Rob Schware, the Big Poppa of the philanthropic yoga movement and co-founder of the Give Back Yoga Foundation, writes in the Huffington Post, Veterans Trauma and Yoga: Are we moving quickly enough?  He writes: 

Are there enough yoga teachers and therapists to complement the work of other health professionals addressing the growing health crisis those now face who have served our nation in Iraq and Afghanistan, and even Vietnam? 

Rob lists several resources, including our grassroots partner, Yoga For Vets. A civilian, Rob has an interesting professional background, and could easily sit back on the laurels of his career. But thankfully, he doesn’t. 

I think the real issue is whether people are willing to put aside their personal politics, and help those in need.  War is one of the less desirable products of our own humanity, and because we are a part of it, we at WarRetreat accept the consequences (both good and bad) that come from it. We know personally that war brings tragedy and suffering on every level. Driven by our own humanity, we own it. Because of this, we’ve witnessed the fruits of ownership, which is a sense of community, caring, and the creation of ways to address the suffering of others to offer a helping hand.  Without ownership, we might as well lease a big car and drive through life, ignoring our environs.

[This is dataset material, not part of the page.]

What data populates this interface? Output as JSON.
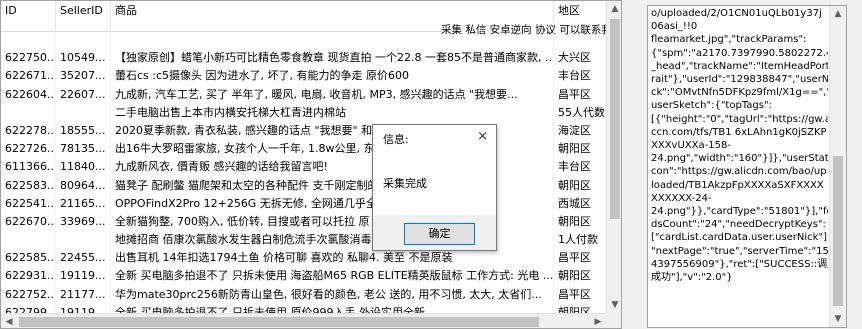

This isn’t to say that we would dissuade anyone from being politically astute and even active.  However, WarRetreat draws lines when it comes to bringing politics onto the mat –there is a fine line between activism and politics, especially in the U.S. where we live in a highly divided political environment that is both provoking and suffocating.  One thing for sure, talking about politics makes people talk in short, desperate sounding choppy phrases. It tenses people up and closes people off. It seems to be the antithesis of finding stress reduction through yoga. Our goal is to help those who have been through the confusion of war find a bit of peace so that they may live the productive lives they desire.